On Sunday night I was out for an hour or so and heard only two calls. But they were valuable ones. The first came from a area I'd heard calls twice before. That gave me a location to investigate. The second call came from a thick stand of timber and an answering one note call came from the timber to my right.
The next moring I snowshoed into where I heard the second call. I went to the trees I'd heard the single note and almost instantly found a likely nest cavity. Just below the hole floated a feather. Just inside the cavity I discovered a second feather. My first nest of the season!
I then snowshoed into the location of the first call. After 20 minutes or so I reached the bank of the Soda Butte. There is a stand of mixed conifers. I spotted a high cavity. The size looked right. I circled around a bit and finally found a snag with three holes. But that was it. My guess would be the first cavity I found. There were no feathers or any other sign, but it's worth keeping an eye on.
I was climbing back up to the highway when a screaming sound came from above. Looking up I spotted a falcon. In the next few seconds it went into a dive that ended on the slope 75 yards to my left. I snowshoed closer and discovered it was sitting on what appeared to be a crow. As I moved closer a second larger falcon darted at me to pull up at the last moment. I was only carrying a small camera so couldn't get much of a shot. Suddenly the falcon left the ground and the crow flew unsteadily to a lone pine right beside me. There he moved in close to the trunk to hide. The falcons circled closely screaming. Finally they perched in a dead tree nearby.
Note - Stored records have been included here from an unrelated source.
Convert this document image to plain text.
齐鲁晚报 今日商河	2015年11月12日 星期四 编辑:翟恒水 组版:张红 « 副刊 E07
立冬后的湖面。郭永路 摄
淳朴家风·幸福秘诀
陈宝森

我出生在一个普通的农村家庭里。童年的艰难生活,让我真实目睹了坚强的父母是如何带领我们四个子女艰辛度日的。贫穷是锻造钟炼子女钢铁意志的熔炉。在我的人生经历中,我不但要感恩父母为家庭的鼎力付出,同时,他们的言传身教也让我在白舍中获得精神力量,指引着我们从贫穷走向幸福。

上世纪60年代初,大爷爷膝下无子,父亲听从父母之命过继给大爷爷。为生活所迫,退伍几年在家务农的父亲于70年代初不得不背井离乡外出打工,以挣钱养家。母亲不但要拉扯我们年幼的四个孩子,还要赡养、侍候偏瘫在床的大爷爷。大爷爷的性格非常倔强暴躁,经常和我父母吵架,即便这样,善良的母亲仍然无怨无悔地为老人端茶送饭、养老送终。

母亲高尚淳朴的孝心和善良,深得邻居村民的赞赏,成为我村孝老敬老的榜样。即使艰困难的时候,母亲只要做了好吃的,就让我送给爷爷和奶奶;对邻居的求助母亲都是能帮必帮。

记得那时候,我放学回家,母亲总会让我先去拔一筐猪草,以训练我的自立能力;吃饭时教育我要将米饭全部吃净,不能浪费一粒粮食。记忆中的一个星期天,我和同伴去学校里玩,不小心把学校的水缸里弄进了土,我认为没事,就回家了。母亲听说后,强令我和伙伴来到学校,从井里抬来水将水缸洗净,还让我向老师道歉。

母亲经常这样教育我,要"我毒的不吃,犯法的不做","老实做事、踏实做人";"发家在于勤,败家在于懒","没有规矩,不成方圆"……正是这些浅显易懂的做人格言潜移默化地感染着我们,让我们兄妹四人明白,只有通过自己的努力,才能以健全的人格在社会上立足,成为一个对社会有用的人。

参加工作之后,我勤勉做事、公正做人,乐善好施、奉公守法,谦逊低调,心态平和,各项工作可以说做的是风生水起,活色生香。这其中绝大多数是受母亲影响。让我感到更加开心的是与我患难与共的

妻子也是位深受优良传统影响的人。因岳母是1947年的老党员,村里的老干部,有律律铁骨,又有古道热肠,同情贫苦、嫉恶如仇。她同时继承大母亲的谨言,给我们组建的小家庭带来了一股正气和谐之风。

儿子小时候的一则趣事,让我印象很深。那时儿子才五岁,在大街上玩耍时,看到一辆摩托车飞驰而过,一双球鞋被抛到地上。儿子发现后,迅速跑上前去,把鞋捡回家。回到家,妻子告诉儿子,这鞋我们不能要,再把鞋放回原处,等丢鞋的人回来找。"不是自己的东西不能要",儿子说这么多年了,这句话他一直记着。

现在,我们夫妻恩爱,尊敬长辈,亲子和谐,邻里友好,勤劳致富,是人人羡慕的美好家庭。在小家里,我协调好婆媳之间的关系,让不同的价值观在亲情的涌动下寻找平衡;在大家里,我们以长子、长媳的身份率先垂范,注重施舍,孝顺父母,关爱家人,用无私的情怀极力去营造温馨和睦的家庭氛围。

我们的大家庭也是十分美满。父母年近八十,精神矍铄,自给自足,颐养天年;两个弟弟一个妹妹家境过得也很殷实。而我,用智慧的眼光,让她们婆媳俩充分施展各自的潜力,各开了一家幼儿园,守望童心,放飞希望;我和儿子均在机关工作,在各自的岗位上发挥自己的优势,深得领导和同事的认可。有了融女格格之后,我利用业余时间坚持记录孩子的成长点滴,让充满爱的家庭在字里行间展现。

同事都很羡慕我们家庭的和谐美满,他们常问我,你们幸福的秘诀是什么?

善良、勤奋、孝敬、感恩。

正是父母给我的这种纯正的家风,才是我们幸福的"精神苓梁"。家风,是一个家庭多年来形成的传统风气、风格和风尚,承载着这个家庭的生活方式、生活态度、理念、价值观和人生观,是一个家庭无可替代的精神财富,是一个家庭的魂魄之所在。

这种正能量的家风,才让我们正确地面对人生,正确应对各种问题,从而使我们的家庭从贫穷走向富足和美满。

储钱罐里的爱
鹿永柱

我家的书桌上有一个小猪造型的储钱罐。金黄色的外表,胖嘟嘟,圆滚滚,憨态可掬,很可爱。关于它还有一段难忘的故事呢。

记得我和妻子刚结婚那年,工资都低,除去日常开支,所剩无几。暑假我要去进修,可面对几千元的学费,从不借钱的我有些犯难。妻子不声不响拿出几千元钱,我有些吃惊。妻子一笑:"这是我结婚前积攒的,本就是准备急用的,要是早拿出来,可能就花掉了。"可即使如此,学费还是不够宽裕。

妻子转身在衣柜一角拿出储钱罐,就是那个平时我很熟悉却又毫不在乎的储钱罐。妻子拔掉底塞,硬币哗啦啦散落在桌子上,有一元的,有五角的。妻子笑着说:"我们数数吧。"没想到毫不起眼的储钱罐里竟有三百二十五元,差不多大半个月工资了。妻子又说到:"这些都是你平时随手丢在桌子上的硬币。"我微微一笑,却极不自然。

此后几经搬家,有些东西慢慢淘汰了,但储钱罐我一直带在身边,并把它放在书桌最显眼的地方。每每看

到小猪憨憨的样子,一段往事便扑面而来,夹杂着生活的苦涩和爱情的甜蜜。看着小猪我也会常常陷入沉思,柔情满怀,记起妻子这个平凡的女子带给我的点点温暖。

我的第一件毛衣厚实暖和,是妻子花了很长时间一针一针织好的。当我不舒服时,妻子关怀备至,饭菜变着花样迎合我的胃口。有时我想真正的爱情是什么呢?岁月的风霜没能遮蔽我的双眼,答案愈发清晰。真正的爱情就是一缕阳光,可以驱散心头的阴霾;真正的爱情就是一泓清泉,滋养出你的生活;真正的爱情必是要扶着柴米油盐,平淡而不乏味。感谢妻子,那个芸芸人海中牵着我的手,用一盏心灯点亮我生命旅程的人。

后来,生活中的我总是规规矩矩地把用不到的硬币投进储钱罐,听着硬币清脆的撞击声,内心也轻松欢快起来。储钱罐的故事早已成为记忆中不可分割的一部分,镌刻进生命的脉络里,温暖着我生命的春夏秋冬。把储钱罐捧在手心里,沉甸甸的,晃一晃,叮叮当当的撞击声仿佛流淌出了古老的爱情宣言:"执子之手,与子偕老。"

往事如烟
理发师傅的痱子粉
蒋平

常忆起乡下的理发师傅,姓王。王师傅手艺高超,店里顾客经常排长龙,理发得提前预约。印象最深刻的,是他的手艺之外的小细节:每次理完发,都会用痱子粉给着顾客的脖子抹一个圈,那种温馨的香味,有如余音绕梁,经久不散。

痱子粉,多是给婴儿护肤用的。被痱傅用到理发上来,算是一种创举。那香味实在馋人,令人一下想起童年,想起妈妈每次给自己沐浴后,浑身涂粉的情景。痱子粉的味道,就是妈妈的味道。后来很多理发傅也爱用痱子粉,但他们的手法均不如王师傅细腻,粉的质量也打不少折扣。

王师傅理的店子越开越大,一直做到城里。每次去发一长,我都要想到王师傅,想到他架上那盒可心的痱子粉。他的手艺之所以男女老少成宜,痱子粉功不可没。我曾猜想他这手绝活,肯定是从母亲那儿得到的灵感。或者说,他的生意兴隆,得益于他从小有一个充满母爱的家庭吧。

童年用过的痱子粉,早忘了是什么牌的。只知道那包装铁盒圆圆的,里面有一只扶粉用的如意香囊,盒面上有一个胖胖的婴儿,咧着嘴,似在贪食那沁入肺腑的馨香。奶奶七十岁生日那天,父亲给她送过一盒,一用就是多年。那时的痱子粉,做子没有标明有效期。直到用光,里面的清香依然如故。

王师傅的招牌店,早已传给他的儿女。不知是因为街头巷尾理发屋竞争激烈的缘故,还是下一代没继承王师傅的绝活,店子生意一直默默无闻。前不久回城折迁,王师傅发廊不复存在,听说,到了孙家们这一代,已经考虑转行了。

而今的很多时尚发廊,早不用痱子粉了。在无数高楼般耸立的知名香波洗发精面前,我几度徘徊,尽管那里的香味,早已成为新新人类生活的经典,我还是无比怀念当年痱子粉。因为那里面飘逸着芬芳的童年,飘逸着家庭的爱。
I made it back to my car and got my camera and 300 lens. The falcons let me get close as they seemed only interested in the cowering crow.
As I returned to my car a pygmy owl began calling on the opposite slope.
Driving home, I picked up Cindy and we returned to the falcons. Nothing had changed. The falcon pair still perched in the dead tree staring at the crow. The pygmy was still calling, only had moved farther west.
We waited around for a while but obviously there was a waiting game going on. So we headed back to the cabin.